🤖 AI Summary
This paper investigates the identification of “imperfect clone candidates” in ordinal elections—candidates who are not strictly consecutive in all voters’ preference rankings (i.e., perfect clones), but instead exhibit two relaxed forms: (1) independent or sub-election clones (consecutive only for a subset of voters), and (2) approximate clones (ranked closely—but not consecutively—by all voters). We formally define and systematize these three clone types, and propose a preference-structure-based recognition model. Using computational complexity and parameterized algorithm theory, we rigorously characterize the complexity boundaries of each identification problem: most are NP-hard, yet fixed-parameter tractable (FPT) with respect to natural parameters such as the number of candidates, maximum positional deviation, or fraction of supporting voters. Our results provide both theoretical foundations and algorithmic tools for robustness analysis and manipulation-resistant mechanism design in social choice.
📝 Abstract
A perfect clone in an ordinal election (i.e., an election where the voters rank the candidates in a strict linear order) is a set of candidates that each voter ranks consecutively.

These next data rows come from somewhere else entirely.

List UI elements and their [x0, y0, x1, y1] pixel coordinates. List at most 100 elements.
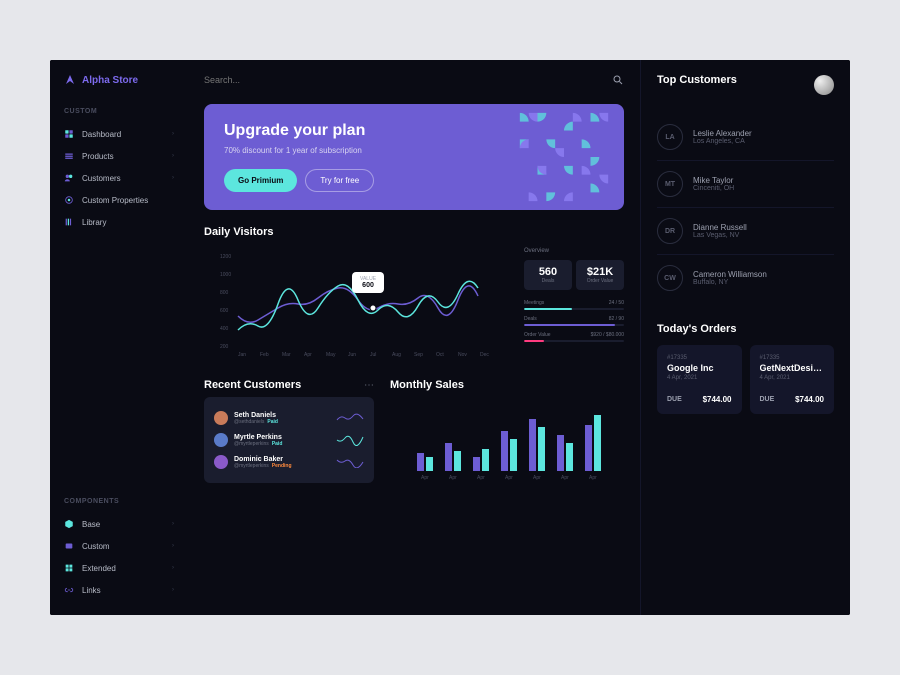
main-content: Upgrade your plan 70% discount for 1 yea…: [188, 60, 640, 615]
customer-initials: DR: [657, 218, 683, 244]
nav-label: Products: [82, 152, 114, 161]
chevron-right-icon: ›: [172, 565, 174, 571]
top-customer-row[interactable]: MT Mike TaylorCinceniti, OH: [657, 161, 834, 208]
chevron-right-icon: ›: [172, 131, 174, 137]
sidebar-item-customers[interactable]: Customers ›: [50, 167, 188, 189]
top-customer-row[interactable]: CW Cameron WilliamsonBuffalo, NY: [657, 255, 834, 301]
stat-order-value: $21K Order Value: [576, 260, 624, 290]
svg-text:Aug: Aug: [392, 352, 401, 358]
sidebar-section-custom: CUSTOM: [50, 108, 188, 115]
visitors-section: 1200 1000 800 600 400 200 JanFebMarAprMa…: [204, 248, 624, 363]
chevron-right-icon: ›: [172, 587, 174, 593]
svg-text:Apr: Apr: [589, 475, 597, 481]
svg-text:Sep: Sep: [414, 352, 423, 358]
products-icon: [64, 151, 74, 161]
svg-text:Apr: Apr: [304, 352, 312, 358]
sidebar-item-extended[interactable]: Extended ›: [50, 557, 188, 579]
nav-label: Base: [82, 520, 100, 529]
customer-row[interactable]: Myrtle Perkins @myrtleperkinsPaid: [214, 429, 364, 451]
svg-text:200: 200: [220, 344, 229, 350]
customer-initials: LA: [657, 124, 683, 150]
try-free-button[interactable]: Try for free: [305, 169, 374, 192]
overview-label: Overview: [524, 248, 624, 254]
chevron-right-icon: ›: [172, 543, 174, 549]
sidebar-item-base[interactable]: Base ›: [50, 513, 188, 535]
upgrade-banner: Upgrade your plan 70% discount for 1 yea…: [204, 104, 624, 210]
svg-text:Apr: Apr: [449, 475, 457, 481]
nav-label: Links: [82, 586, 101, 595]
progress-order-value: Order Value$920 / $80.000: [524, 332, 624, 342]
overview-panel: Overview 560 Deals $21K Order Value Meet…: [524, 248, 624, 363]
svg-text:400: 400: [220, 326, 229, 332]
svg-text:Dec: Dec: [480, 352, 489, 358]
chart-tooltip: VALUE 600: [352, 272, 384, 293]
chevron-right-icon: ›: [172, 521, 174, 527]
svg-text:Mar: Mar: [282, 352, 291, 358]
logo-text: Alpha Store: [82, 75, 138, 86]
customer-initials: MT: [657, 171, 683, 197]
progress-meetings: Meetings24 / 50: [524, 300, 624, 310]
progress-deals: Deals82 / 90: [524, 316, 624, 326]
app-root: Alpha Store CUSTOM Dashboard › Products …: [50, 60, 850, 615]
svg-text:Jul: Jul: [370, 352, 376, 358]
top-customer-row[interactable]: DR Dianne RussellLas Vegas, NV: [657, 208, 834, 255]
library-icon: [64, 217, 74, 227]
svg-text:Apr: Apr: [561, 475, 569, 481]
svg-text:Apr: Apr: [421, 475, 429, 481]
nav-label: Dashboard: [82, 130, 121, 139]
top-customer-row[interactable]: LA Leslie AlexanderLos Angeles, CA: [657, 114, 834, 161]
properties-icon: [64, 195, 74, 205]
customer-row[interactable]: Seth Daniels @sethdanielsPaid: [214, 407, 364, 429]
customers-icon: [64, 173, 74, 183]
svg-text:600: 600: [220, 308, 229, 314]
sparkline-icon: [336, 434, 364, 446]
nav-label: Custom: [82, 542, 110, 551]
more-icon[interactable]: ⋯: [364, 380, 374, 391]
recent-customers-title: Recent Customers: [204, 379, 301, 391]
customer-row[interactable]: Dominic Baker @myrtleperkinsPending: [214, 451, 364, 473]
extended-icon: [64, 563, 74, 573]
right-panel: Top Customers LA Leslie AlexanderLos Ang…: [640, 60, 850, 615]
logo[interactable]: Alpha Store: [50, 74, 188, 86]
go-premium-button[interactable]: Go Primium: [224, 169, 297, 192]
order-card[interactable]: #17335 Google Inc 4 Apr, 2021 DUE$744.00: [657, 345, 742, 414]
chevron-right-icon: ›: [172, 175, 174, 181]
svg-text:Jan: Jan: [238, 352, 246, 358]
user-avatar[interactable]: [814, 75, 834, 95]
todays-orders-title: Today's Orders: [657, 323, 834, 335]
sidebar-item-custom-properties[interactable]: Custom Properties: [50, 189, 188, 211]
daily-visitors-title: Daily Visitors: [204, 226, 624, 238]
svg-text:1000: 1000: [220, 272, 231, 278]
nav-label: Customers: [82, 174, 121, 183]
customer-initials: CW: [657, 265, 683, 291]
stat-deals: 560 Deals: [524, 260, 572, 290]
sparkline-icon: [336, 412, 364, 424]
svg-text:Nov: Nov: [458, 352, 467, 358]
sparkline-icon: [336, 456, 364, 468]
bottom-row: Recent Customers ⋯ Seth Daniels @sethdan…: [204, 379, 624, 486]
recent-customers-section: Recent Customers ⋯ Seth Daniels @sethdan…: [204, 379, 374, 486]
svg-text:May: May: [326, 352, 336, 358]
sidebar-item-library[interactable]: Library: [50, 211, 188, 233]
svg-text:Jun: Jun: [348, 352, 356, 358]
base-icon: [64, 519, 74, 529]
sidebar-item-custom[interactable]: Custom ›: [50, 535, 188, 557]
svg-text:1200: 1200: [220, 254, 231, 260]
sidebar: Alpha Store CUSTOM Dashboard › Products …: [50, 60, 188, 615]
avatar: [214, 455, 228, 469]
nav-label: Custom Properties: [82, 196, 148, 205]
search-bar: [204, 74, 624, 86]
sidebar-item-dashboard[interactable]: Dashboard ›: [50, 123, 188, 145]
avatar: [214, 411, 228, 425]
tooltip-value: 600: [362, 282, 374, 289]
monthly-sales-title: Monthly Sales: [390, 379, 624, 391]
sidebar-item-products[interactable]: Products ›: [50, 145, 188, 167]
avatar: [214, 433, 228, 447]
svg-text:800: 800: [220, 290, 229, 296]
sidebar-item-links[interactable]: Links ›: [50, 579, 188, 601]
monthly-sales-chart: Apr Apr Apr Apr Apr Apr Apr: [390, 401, 624, 481]
svg-text:Apr: Apr: [533, 475, 541, 481]
order-card[interactable]: #17335 GetNextDesign 4 Apr, 2021 DUE$744…: [750, 345, 835, 414]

We consider different relaxations of this notion: independent or subelection clones are sets of candidates that only some of the voters recognize as a perfect clone, whereas approximate clones are sets of candidates such that every voter ranks their members close to each other, but not necessarily consecutively. We establish the complexity of identifying such imperfect clones, and of partitioning the candidates into families of imperfect clones. We also study the parameterized complexity of these problems with respect to a set of natural parameters such as the number of voters, the size or the number of imperfect clones we are searching for, or their level of imperfection.